Secondo quanto documenta la Frankfurter Allgemeine l’allora Ministro delle Finanze tedesco Theo Waigel ha svelato come Trichet convinse la Germania a dare l’ok al paletto del 3%: «Il livello di indebitamento europeo all’inizio degli anni ’90 era pari a circa il 60% del Pil. La crescita nominale era circa il 5%, e l’inflazione al 2%. In questa situazione i debiti potevano crescere al massimo di un 3% all’anno, per non superare la soglia del 60%».
Una domanda su tutte, ma non ha risposta. Anzi, secondo l’ex governatore della Bce Jean-Claude Trichet il 3% è un tetto troppo generoso:
Ma perché proprio il 3%, e non il 2,5 % o il 3,5 % o il 4%? «Economicamente è difficile da giustificare», disse una volta l’ex presidente della Bundesbank Hans Tietmeyer, mentre osservava da vicino la nascita del criterio.
L’ex governatore della Bce, Jean-Claude Trichet ha però aggiunto a posteriori che il 3% è un parametro troppo favorevole perché basato l’assunto di una crescita al 5%. «Purtroppo era troppo ottimista, come sappiamo oggi. Avremmo dovuto fissare dei limiti all’indebitamento più bassi, perché la crescita è stata inferiore».
Abeille non pare farsene un cruccio:
Il “padre della regola” che è diventato l’incubo di mezza Europa oggi ha 62 anni, e assiste agli sviluppi con un certo divertimento: «Non l’avremmo mai immaginato». Tuttavia è rimasto un sostenitore della disciplina di bilancio.
Il 3% non è l’unica regola improvvisata.
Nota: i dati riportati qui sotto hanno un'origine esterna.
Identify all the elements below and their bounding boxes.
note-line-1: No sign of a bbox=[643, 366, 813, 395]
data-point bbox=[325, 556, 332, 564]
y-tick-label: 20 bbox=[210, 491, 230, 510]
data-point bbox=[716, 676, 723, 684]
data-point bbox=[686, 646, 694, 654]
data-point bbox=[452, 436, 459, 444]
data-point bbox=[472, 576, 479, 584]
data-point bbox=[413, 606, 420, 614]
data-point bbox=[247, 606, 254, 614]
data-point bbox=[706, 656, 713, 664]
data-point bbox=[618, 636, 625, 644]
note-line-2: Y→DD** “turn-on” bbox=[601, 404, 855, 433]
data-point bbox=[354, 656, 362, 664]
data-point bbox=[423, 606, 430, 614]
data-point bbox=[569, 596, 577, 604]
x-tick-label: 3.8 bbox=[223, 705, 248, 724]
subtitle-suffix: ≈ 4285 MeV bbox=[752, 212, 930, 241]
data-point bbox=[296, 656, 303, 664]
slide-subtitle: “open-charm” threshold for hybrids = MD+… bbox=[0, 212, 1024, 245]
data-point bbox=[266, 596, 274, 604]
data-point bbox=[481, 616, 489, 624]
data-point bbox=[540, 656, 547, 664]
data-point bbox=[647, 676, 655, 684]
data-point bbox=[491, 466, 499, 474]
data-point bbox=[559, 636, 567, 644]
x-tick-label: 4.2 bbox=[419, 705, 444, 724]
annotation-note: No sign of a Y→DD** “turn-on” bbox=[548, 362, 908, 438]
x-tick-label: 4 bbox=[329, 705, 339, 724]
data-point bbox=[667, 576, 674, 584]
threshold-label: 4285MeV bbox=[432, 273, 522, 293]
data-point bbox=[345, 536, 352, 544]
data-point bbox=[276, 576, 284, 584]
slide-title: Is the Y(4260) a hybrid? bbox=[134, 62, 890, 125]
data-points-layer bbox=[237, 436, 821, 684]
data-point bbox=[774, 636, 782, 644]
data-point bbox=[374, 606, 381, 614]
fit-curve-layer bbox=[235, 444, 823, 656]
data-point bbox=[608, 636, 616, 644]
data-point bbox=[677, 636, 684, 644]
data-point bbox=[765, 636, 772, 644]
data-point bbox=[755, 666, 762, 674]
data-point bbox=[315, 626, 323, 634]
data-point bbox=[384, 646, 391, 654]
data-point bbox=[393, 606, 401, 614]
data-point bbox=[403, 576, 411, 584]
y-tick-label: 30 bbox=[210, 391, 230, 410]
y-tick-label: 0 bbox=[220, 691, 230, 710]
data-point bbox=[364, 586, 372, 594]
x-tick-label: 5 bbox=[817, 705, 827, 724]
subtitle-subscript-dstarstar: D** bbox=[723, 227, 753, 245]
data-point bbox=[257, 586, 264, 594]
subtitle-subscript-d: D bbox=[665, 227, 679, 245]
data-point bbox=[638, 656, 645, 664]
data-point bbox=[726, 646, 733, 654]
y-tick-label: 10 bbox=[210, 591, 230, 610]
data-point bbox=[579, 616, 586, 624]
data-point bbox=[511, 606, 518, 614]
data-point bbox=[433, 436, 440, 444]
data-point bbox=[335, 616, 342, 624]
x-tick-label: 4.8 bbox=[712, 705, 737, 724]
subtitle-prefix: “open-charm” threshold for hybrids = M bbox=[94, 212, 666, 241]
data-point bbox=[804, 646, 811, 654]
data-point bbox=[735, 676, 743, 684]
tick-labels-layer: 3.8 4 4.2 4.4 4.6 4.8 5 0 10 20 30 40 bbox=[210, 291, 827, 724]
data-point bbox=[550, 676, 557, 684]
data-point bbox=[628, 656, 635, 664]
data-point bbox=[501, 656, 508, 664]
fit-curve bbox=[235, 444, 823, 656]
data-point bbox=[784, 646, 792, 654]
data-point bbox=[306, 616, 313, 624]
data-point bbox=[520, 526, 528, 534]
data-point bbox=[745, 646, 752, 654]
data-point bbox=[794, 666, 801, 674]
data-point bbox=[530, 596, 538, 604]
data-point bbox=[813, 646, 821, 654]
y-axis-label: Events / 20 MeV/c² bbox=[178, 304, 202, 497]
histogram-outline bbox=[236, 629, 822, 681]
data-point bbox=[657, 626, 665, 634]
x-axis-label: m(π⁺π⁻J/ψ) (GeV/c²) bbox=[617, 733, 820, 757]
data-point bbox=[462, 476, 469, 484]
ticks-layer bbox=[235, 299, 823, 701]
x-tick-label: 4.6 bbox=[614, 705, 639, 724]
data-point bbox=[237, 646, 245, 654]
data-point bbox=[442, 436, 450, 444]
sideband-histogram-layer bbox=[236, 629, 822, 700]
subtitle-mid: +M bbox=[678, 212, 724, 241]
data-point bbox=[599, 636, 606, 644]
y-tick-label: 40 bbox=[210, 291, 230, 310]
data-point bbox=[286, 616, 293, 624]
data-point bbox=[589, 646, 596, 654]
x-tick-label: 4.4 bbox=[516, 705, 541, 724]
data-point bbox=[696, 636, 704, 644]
Nel fiscal compact, il trattato di bilancio europeo, c’è un’altra percentuale presentata come un dogma, lo 0,5% di riduzione annua del debito pubblico al quale gli Stati europei sono obbligati:
Le Parisien sottolinea che «l’ironia della storia è che i tecnocrati di Bruxelles si sono ispirati a questo famoso 3 per cento anche per creare un’altra regola iscritta nel nuovo trattato di bilancio europeo e altrettanto falsamente cartesiana, quella che obbliga a limitare il deficit strutturale degli Stati allo 0,5 per cento. Perché non l’1 o il 2 per cento? Nessuno lo sa».
La pensa così, oggi, lo stesso Abeille che considera alquanto utopici i calcoli sul deficit strutturale, al momento di gran moda, che ignorano l’impatto congiunturale.
Insomma, che Rehn lo sappia o meno, appare chiaro che la scienza fu messa in secondo piano nei palazzi di Maastricht al momento di decidere la nuova architrave europea che detta ancora oggi la linea.